Located a pleasant 30-minute walk from the Kobarid-Drežnica road that’s just a kilometer from the edge of Kobarid in the Soča River valley, reaching the falls requires an easy hike that’s most pleasant on a hot summer’s day when the Kozjak stream that hugs the path through a lush green forest acts as the most sublime natural air conditioning I’ve ever experienced.
That makes it popular, too, so expect to share the path with others looking to escape the heat. But don’t let that turn you off.
The 15-meter high Veliki (big) Kozjak is at the terminus of a series of six cascades formed by its eponymous stream –sometimes a brook, at others a small river— that springs from the 2142m-high Mt. Krnčica that eventually feeds the Soča river from the east.
It all plunges into this fairly large and almost entirely covered cavern-like space which features this turquoise-blue pool which in turn birthed my only regret of the day: that I didn’t bring or wear swimming shorts. Those who did couldn’t stop raving about how clean, crisp and cold the water was.
As mentioned, it’s an easy walk, and could be done alone if you’re pressed for time, but a better idea is to couple it with the Kobarid Historical Trail, a four-hour loop to and from Kobarid, a picturesque town of about 1500 that is a Mecca of sorts for World War I history buffs. The city gave its name –Caporetto in Italian– to the 1917 Battle of Caporetto which Ernest Hemingway documented in A Farewell to Arms. There’s a very good museum that’s well worth visiting.
If you don’t have four hours for the entire trail, there are several shorter and more immediate options to bundle with the Kozjak Waterfall hike, including trails along the Soča River, paths to World War I gun placements and observation posts high above the river, and taking in a 52-meter long footbridge over the impressive Soča River Gorge.
The Soča (Isonzo in Italian) has long been my favorite river in Slovenia. Known for its emerald green hues, it lent its name to the 12 battles of the Isonzo Front –the Battle of Caporetto was the last– where cumulative casualties were enormous; about 300,000 from the Italian side and 200,000 for Austria-Hungary, making it one of the bloodiest theaters the world has ever seen. It’s cold, about 12C (53F) year round. And yes, I took a dip. I can’t wait to do it again.
A few more images of the river are below.

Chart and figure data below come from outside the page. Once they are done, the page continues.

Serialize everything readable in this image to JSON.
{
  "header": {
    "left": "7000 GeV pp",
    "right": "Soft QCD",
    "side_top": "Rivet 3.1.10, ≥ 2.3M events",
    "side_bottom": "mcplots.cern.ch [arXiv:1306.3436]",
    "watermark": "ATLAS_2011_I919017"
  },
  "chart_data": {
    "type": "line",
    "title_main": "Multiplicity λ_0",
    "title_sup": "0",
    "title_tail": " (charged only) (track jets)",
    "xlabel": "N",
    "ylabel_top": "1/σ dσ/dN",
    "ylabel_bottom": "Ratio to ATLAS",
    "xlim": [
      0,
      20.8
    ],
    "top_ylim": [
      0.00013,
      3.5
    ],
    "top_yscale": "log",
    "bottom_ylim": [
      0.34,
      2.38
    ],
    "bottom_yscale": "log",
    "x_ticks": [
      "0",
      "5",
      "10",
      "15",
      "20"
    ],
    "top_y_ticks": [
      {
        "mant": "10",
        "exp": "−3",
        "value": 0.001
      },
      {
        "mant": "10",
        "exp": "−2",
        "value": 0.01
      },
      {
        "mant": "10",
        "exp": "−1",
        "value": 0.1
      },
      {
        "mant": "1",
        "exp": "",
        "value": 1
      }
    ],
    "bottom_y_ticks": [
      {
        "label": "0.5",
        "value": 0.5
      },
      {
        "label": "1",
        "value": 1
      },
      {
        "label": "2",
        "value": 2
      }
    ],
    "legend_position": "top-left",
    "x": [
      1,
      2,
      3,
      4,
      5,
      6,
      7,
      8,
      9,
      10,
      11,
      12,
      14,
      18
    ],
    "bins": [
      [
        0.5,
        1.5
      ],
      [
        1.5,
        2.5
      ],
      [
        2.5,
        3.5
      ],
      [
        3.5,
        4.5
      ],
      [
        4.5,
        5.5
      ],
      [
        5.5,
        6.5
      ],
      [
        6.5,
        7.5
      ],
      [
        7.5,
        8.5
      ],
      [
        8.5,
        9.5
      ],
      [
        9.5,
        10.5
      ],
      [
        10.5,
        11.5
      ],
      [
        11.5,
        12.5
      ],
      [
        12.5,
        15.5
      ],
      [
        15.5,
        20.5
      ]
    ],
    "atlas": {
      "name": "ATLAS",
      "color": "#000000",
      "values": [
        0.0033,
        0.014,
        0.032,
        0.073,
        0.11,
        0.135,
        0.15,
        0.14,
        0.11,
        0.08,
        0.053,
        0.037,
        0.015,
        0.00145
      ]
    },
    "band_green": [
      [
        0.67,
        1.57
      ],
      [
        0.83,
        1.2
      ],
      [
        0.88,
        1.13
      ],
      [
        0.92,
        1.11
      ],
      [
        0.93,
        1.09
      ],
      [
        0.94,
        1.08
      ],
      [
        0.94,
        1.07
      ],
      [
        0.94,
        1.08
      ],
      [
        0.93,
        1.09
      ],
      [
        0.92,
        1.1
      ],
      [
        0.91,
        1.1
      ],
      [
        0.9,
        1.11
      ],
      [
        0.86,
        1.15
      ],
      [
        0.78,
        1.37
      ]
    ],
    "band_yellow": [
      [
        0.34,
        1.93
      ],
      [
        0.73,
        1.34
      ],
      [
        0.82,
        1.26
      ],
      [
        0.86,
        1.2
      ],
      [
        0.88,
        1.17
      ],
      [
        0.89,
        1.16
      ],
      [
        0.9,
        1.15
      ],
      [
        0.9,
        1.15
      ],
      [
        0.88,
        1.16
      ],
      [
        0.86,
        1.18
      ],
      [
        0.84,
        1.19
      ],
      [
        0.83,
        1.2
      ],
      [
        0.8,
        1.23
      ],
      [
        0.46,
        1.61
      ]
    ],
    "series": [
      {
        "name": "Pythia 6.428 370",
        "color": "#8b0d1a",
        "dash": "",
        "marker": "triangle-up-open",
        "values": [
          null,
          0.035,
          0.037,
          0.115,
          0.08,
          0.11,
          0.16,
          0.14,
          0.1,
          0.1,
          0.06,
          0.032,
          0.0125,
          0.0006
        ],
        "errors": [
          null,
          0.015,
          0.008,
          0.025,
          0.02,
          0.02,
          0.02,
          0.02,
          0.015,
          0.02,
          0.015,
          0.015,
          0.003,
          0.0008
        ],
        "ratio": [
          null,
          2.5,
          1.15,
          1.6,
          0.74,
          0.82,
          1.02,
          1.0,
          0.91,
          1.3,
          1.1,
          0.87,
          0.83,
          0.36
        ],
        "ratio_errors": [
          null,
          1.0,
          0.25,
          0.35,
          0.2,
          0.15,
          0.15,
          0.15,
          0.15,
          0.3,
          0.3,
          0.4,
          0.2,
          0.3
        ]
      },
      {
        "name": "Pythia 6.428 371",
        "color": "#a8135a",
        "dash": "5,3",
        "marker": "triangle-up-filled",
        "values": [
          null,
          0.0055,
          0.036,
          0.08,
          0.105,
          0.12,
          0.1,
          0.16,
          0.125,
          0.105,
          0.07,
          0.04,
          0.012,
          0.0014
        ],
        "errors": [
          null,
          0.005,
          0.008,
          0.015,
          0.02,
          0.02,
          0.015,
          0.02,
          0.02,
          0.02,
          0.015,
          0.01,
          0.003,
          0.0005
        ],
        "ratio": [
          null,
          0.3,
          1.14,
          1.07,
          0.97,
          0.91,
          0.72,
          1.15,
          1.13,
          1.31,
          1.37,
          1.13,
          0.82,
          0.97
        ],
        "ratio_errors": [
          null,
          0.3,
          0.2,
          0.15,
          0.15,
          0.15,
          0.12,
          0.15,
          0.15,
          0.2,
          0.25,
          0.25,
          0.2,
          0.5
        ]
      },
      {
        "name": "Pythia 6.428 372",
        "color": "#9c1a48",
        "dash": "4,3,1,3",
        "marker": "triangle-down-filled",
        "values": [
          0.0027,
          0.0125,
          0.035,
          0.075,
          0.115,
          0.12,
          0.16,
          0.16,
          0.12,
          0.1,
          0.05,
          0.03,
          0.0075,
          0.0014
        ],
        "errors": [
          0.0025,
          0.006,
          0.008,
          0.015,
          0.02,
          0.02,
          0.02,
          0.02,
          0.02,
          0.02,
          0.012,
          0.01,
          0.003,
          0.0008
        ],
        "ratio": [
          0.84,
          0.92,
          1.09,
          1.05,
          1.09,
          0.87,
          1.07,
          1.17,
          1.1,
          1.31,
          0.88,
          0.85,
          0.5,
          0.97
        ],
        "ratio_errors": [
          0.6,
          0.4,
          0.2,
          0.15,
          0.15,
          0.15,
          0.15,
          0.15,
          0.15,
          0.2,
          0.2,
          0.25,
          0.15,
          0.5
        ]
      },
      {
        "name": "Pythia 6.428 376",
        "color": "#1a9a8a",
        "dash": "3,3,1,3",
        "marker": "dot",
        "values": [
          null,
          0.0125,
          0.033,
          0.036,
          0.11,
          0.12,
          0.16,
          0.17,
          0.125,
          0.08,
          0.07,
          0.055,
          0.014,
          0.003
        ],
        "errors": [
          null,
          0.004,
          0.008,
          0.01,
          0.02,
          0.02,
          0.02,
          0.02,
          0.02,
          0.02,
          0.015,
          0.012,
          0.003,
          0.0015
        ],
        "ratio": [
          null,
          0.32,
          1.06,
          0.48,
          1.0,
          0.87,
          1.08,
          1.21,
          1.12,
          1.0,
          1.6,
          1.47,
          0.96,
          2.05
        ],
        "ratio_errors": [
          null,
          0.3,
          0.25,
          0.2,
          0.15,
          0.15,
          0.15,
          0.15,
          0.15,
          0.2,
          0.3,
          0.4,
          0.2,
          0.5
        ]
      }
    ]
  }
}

Getting there: From Kobarid head east, following signs for Slap Kozjak and Napoleon’s Bridge. There’s a parking lot on the right about 100 meters past the bridge; bring change to pay your parking fee. The path begins across the street next to the entrance for Kamp Koren.
Maps: Pick up a free Kobarid Historical Trail brochure from any of the are Tourist Info Offices; available is several languages, it has plenty of useful information and is the only map you’ll need.